Don’t rock the foundations
More disturbing by far, however, is the proposal to remove funding at a stroke from the foundation years offered by universities and independent colleges. This decision by the Panel is perplexing in a month when the OfS published new research showing how effective these courses are at enabling students without A Levels or equivalent to progress and succeed on an undergraduate degree. Our members can point to countless personal stories of lives transformed because they recognised the potential in someone without prior academic achievement, designed a programme with their particular circumstances in mind, and offered them the individual support they found lacking in their previous school or college environment.
More research and proper data collection is needed in order to understand what works best on these programmes, but the government should not throw the baby out with the bathwater and leave access entirely in the hands of an FE sector which has failed to provide adequately in the past.
One thing on which we agree wholeheartedly with Philip Augar and his panellists is that not everyone needs a university education. There are many good careers now and there will be many more in the future where a higher technical education will be not just an alternative but the preferred option. We applaud the Panel’s bold recommendations which take aim squarely at the assumption that ‘vocational’ education must always be a poor relation of the academic, and urge the government to go further. Parity of esteem will only follow parity of funding, and the Panel are right to focus on this, but it also requires that technical institutions enjoy the same autonomy as universities to design, deliver and award their own qualifications, enabling them to remain on the cutting edge.

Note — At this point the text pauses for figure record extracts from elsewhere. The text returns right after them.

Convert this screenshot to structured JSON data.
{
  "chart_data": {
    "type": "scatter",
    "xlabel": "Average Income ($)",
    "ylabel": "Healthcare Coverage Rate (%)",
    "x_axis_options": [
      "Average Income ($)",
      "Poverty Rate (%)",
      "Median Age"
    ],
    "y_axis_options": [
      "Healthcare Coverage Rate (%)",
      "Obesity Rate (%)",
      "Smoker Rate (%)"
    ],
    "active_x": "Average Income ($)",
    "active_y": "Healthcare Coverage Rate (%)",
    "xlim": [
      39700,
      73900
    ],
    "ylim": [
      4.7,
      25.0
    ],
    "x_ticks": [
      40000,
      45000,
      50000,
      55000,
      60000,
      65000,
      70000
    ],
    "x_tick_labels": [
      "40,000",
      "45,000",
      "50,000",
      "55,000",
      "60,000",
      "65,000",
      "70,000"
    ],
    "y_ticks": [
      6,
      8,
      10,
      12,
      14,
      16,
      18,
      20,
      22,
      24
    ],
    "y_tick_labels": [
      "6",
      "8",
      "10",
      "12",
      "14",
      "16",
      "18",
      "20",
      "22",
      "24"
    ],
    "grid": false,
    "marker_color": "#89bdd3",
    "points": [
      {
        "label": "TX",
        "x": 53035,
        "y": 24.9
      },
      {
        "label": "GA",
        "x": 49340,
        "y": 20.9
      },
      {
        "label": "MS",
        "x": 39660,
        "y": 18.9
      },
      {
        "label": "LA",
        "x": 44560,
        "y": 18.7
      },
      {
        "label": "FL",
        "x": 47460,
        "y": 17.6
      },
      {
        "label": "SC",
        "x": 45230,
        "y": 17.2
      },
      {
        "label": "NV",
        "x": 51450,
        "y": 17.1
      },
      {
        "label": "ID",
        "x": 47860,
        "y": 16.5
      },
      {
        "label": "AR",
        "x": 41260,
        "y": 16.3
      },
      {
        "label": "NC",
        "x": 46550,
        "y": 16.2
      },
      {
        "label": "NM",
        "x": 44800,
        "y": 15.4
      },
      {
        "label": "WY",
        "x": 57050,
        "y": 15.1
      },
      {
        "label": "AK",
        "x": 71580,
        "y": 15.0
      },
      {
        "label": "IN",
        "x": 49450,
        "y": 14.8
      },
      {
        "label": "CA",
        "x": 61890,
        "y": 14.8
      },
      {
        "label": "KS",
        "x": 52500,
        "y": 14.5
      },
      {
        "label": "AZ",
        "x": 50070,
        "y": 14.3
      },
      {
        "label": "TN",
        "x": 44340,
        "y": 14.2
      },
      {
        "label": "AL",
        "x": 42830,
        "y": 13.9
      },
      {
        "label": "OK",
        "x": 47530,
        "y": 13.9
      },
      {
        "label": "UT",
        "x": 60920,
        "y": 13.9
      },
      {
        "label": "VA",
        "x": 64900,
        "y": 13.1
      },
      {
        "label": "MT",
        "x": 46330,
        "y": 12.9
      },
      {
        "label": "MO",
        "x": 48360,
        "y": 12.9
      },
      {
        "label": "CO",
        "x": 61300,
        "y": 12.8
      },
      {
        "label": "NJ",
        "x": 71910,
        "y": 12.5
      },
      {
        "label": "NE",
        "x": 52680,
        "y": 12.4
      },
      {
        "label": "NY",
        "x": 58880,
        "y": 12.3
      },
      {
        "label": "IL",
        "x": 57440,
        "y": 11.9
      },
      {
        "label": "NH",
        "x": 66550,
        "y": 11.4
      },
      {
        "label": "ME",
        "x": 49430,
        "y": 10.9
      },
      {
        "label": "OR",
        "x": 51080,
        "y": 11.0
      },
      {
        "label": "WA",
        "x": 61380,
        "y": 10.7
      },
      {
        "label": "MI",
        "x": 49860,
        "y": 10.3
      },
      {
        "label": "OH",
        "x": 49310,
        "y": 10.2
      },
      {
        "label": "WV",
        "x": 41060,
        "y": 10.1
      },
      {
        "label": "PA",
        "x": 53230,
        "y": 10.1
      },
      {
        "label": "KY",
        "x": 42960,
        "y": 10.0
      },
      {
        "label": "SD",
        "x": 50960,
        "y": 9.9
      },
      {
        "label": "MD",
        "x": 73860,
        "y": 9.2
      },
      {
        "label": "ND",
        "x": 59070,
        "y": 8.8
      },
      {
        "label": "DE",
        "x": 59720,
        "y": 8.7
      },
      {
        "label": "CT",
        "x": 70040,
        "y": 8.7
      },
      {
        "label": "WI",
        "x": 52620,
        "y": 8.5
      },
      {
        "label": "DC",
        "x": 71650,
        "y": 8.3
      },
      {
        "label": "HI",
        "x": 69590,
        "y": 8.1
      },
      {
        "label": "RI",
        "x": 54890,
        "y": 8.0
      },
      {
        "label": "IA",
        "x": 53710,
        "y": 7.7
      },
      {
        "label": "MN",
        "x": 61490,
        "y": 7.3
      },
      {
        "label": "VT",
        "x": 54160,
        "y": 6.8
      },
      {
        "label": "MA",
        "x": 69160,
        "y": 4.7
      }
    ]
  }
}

Many of our members have struggled to find suitable validation arrangements for their level 5 technical courses, while Taught Degree and Foundation Degree Awarding Powers have been out of reach for reasons of bureaucratic technicality. The Institutes of Technology programme is promising but too small scale and centrally managed. If we are to see genuine technical centres of excellence emerge and become beacons for the sector, the government must make available new Higher Technical Awarding Powers which are accessible to all providers who can demonstrate they meet the quality bar expected of a new generation of independent specialist technical institutes.